Differences in intrinsic efficacy of benzodiazepines are reflected in their concentration‐EEG effect relationship

Abstract
1. The relevance of EEG effect parameters as a measure of the central nervous system effects of benzodiazepines was evaluated. The concentration-EEG effect relationships of the benzodiazepine agonist midazolam, partial agonist bretazenil, antagonist flumazenil and inverse agonist Ro 19-4603 were quantified and compared with the intrinsic efficacy and affinity of these compounds at the gamma-aminobutyric acid (GABA)-benzodiazepine receptor complex. 2. The pharmacokinetics and pharmacodynamics of the compounds were determined after a single intravenous bolus administration of 5 mg kg-1 midazolam, 2.5 mg kg-1 bretazenil, 10 mg kg-1 flumazenil or 2.5 mg kg-1 Ro 19-4603 to male Wistar derived rats. In a separate experiment the distribution between blood, cerebrospinal fluid and brain concentrations of these compounds was determined. A sensitive assay was developed to measure bretazenil and Ro 19-4603 concentrations in small samples of biological fluids. 3. The benzodiazepine-induced changes in amplitudes in the 11.5-30 Hz frequency band, as determined by aperiodic analysis, was used as EEG effect measure.
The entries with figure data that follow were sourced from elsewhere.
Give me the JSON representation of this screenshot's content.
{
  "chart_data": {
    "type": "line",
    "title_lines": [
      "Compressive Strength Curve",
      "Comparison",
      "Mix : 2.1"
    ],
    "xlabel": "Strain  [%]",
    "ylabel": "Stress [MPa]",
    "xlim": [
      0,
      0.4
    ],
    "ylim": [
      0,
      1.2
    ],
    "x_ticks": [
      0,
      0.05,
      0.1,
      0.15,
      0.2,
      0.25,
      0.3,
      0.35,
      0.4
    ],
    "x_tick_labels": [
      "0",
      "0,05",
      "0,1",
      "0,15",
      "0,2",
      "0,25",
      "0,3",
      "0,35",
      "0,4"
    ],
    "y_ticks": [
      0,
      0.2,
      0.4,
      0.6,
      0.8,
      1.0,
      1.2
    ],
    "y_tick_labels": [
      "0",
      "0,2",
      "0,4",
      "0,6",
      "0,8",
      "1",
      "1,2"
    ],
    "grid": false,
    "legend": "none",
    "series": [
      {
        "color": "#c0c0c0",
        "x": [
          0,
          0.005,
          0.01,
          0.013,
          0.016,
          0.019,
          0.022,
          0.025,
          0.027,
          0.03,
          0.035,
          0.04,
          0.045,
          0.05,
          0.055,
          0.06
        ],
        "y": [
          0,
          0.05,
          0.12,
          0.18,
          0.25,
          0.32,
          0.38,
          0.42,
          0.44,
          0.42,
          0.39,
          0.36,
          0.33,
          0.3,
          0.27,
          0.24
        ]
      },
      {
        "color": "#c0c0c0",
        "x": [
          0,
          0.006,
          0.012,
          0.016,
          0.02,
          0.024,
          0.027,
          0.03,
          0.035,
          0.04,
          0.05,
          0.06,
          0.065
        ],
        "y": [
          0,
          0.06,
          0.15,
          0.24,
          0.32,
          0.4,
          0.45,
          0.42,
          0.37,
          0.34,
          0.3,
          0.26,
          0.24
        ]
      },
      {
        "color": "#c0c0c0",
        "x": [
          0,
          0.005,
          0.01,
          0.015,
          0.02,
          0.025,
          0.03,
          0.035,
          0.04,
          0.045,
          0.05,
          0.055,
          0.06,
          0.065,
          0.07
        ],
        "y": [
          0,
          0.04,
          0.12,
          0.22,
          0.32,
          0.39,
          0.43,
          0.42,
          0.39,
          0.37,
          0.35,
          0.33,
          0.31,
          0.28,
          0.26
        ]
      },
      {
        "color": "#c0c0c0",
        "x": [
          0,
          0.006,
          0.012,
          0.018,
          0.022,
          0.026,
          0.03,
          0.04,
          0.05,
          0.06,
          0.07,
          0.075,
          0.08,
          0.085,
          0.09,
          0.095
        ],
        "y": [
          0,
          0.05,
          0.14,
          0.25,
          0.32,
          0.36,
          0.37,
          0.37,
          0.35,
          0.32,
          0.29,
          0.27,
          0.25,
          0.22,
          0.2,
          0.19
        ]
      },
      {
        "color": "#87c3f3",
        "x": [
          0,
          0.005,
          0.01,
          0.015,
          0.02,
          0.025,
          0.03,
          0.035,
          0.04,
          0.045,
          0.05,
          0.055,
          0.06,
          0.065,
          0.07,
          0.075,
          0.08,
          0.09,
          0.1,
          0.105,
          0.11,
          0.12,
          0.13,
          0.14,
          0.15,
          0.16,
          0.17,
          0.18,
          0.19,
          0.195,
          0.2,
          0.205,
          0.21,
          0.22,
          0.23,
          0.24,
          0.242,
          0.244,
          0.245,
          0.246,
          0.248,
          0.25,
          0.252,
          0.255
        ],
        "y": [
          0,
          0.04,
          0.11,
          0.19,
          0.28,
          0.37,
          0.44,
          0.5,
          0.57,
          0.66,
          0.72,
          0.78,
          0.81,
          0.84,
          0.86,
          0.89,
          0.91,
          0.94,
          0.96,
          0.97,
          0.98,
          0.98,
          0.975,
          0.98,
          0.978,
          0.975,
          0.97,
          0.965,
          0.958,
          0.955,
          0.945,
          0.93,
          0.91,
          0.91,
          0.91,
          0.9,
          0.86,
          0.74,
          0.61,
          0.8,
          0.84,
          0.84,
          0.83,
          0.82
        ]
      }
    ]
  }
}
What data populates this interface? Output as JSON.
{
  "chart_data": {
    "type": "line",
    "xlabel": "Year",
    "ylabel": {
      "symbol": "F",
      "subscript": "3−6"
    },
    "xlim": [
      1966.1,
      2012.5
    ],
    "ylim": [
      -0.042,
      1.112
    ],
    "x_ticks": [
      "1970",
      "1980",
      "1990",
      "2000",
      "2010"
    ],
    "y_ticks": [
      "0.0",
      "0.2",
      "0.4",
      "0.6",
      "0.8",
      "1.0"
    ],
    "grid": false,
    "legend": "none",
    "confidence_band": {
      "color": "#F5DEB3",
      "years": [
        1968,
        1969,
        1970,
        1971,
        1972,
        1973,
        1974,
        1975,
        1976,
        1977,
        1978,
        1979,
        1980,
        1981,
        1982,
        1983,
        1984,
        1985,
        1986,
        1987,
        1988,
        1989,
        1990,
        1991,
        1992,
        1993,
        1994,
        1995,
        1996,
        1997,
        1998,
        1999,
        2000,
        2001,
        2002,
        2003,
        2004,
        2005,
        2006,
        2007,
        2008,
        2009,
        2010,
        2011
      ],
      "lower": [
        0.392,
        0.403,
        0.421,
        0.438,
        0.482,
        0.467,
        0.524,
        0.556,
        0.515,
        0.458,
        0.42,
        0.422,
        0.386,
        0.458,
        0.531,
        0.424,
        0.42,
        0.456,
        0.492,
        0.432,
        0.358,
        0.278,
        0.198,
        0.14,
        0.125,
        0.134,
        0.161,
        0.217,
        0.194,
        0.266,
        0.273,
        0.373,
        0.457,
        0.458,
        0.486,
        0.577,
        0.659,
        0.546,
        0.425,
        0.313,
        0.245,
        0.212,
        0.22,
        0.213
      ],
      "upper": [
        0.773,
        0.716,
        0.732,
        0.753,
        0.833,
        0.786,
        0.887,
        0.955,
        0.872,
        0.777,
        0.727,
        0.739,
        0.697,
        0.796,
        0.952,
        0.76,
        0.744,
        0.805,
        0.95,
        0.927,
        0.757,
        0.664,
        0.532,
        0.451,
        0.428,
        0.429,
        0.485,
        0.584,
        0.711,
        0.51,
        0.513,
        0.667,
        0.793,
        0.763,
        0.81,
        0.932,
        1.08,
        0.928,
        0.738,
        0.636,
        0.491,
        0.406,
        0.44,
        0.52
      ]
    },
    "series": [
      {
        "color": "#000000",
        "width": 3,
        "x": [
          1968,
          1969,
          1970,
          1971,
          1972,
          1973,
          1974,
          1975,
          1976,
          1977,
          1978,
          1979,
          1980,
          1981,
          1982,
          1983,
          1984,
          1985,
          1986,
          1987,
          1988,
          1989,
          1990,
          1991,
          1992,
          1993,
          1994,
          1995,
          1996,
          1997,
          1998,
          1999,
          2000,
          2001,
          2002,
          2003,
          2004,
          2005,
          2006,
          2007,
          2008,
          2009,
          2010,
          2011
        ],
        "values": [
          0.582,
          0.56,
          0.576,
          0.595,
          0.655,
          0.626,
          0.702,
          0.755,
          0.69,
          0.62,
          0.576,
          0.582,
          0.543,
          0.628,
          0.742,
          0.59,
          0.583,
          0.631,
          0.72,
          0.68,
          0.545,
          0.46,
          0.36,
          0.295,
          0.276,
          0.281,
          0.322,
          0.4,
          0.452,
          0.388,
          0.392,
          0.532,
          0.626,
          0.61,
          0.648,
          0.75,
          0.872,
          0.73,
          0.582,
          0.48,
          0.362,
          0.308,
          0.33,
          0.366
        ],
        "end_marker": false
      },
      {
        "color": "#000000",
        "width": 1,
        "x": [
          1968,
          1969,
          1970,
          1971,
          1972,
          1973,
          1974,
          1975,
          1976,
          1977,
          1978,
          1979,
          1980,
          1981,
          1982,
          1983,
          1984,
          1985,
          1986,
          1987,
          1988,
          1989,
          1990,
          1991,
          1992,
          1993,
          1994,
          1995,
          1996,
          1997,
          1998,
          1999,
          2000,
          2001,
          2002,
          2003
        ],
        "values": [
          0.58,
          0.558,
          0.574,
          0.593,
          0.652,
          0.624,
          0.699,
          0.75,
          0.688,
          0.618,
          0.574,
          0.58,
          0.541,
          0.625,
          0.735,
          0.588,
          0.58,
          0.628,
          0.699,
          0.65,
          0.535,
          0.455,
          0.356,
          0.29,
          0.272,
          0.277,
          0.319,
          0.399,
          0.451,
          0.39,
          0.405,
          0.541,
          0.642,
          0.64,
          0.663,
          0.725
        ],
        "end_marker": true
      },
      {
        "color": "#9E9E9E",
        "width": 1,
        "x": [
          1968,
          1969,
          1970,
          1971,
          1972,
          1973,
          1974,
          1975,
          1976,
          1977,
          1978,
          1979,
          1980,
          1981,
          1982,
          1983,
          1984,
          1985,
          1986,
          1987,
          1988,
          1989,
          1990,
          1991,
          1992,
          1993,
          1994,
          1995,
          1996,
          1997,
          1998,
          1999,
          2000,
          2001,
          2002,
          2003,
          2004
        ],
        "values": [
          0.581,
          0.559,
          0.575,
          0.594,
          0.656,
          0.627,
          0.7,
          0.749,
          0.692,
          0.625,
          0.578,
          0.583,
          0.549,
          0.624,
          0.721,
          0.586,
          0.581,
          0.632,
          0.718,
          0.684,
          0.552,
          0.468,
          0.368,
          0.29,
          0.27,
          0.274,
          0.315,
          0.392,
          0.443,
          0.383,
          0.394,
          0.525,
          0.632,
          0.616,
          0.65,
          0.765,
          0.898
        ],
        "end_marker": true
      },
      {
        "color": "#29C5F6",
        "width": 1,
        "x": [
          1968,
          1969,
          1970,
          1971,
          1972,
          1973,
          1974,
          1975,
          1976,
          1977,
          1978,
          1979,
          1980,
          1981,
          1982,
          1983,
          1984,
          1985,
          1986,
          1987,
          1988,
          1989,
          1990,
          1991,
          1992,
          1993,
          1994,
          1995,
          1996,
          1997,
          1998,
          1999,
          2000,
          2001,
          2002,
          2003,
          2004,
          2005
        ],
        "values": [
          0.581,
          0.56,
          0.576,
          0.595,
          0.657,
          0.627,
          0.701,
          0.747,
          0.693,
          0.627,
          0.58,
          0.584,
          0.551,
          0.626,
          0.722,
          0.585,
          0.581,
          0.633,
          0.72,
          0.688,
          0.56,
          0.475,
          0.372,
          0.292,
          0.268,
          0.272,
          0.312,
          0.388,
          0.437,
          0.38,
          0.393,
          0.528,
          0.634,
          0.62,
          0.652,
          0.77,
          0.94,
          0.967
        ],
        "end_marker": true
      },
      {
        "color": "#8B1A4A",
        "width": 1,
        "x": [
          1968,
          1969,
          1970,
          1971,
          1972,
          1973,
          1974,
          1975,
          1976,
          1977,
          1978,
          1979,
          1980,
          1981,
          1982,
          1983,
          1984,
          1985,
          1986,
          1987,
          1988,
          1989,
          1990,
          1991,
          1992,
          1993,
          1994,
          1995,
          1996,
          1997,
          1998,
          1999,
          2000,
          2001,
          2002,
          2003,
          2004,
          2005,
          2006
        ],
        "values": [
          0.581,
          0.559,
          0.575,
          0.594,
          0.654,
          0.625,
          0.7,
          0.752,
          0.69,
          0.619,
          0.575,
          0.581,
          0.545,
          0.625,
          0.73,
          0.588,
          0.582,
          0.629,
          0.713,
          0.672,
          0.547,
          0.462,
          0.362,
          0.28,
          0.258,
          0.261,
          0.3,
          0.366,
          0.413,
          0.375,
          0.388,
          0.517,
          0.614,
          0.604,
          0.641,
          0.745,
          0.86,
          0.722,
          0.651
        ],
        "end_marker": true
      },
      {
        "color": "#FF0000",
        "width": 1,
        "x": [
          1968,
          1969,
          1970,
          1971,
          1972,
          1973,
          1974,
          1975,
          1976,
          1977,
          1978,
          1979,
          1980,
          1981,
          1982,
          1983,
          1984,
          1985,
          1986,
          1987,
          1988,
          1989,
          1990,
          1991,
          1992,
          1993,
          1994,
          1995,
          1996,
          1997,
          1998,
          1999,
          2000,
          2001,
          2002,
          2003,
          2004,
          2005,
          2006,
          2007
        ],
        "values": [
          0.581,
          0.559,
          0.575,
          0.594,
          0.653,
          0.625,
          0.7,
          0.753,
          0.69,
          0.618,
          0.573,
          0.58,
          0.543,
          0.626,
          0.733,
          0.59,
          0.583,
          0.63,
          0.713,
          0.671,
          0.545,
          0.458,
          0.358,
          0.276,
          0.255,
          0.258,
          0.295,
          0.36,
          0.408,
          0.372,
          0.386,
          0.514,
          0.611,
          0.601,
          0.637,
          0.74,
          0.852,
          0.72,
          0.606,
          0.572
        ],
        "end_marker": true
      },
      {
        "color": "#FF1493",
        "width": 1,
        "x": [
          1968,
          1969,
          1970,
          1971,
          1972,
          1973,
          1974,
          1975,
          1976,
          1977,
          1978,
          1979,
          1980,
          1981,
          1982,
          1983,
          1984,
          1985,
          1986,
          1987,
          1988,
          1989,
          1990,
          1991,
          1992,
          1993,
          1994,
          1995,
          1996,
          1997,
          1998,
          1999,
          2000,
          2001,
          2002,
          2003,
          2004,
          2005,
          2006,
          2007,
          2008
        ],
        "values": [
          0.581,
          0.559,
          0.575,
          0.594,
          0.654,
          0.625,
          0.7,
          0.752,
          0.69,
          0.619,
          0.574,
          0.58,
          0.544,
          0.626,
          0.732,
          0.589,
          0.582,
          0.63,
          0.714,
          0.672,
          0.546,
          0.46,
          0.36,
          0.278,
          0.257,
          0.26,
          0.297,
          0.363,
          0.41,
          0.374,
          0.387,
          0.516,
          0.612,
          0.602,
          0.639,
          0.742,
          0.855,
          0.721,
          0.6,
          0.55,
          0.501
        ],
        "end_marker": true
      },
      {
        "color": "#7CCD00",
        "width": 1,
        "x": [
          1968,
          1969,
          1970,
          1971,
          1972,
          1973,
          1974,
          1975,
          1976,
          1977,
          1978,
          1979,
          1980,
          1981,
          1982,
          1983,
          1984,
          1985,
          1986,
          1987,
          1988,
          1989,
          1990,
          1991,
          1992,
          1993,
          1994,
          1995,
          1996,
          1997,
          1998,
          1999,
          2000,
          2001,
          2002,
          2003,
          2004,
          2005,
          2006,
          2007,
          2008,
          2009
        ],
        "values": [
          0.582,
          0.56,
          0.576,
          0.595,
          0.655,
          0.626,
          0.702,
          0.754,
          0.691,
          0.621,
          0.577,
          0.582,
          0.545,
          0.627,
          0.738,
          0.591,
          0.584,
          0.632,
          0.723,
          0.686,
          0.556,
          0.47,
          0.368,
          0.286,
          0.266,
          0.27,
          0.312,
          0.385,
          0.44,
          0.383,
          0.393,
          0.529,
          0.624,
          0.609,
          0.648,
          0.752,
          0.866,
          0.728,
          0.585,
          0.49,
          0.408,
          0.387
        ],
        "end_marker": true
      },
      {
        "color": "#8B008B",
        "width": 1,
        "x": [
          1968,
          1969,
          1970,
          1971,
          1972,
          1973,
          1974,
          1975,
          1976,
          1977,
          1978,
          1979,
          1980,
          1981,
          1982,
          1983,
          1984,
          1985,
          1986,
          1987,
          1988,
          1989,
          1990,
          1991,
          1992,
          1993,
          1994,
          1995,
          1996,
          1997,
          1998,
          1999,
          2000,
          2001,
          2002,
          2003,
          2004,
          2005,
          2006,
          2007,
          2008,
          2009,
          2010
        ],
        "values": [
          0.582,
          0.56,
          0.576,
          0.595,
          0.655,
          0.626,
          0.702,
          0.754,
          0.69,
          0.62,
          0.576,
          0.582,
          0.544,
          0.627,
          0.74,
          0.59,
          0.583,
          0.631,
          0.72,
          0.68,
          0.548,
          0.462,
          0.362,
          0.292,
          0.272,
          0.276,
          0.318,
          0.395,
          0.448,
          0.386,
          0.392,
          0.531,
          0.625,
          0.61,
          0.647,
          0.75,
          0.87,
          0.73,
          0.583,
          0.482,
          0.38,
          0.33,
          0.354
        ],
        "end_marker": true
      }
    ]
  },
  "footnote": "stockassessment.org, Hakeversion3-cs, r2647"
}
Concentration-EEG effect relationships were derived by a pharmacokinetic-pharmacodynamic modelling procedure and in the case of midazolam, bretazenil and Ro 19-4603 successfully quantified by the sigmoidal Emax model. Large differences in maximal effect of midazolam (Emax = 73 +/- 2 microVs-1), bretazenil (Emax = 19 +/- 1 microVs-1) and Ro 19-4603 (Emax = -6.5 +/- 0.4 microVs-1) were observed, reflecting their differences in intrinsic efficacy. A close correlation was found between the EC50 values based on free drug concentration and receptor affinity as determined by displacement of [3H]-flumazenil in a washed brain homogenate at 37 degrees C. In the concentration range of receptor saturation flumazenil did not produce any changes in the EEG effect measure.4. The study demonstrated that the change in amplitudes in the 11.5-30 Hz frequency band of the EEG is a relevant measure of the pharmacological effect intensity of benzodiazepines, because it seems to reflect their affinity and intrinsic efficacy at the central GABA-benzodiazepine receptor complex.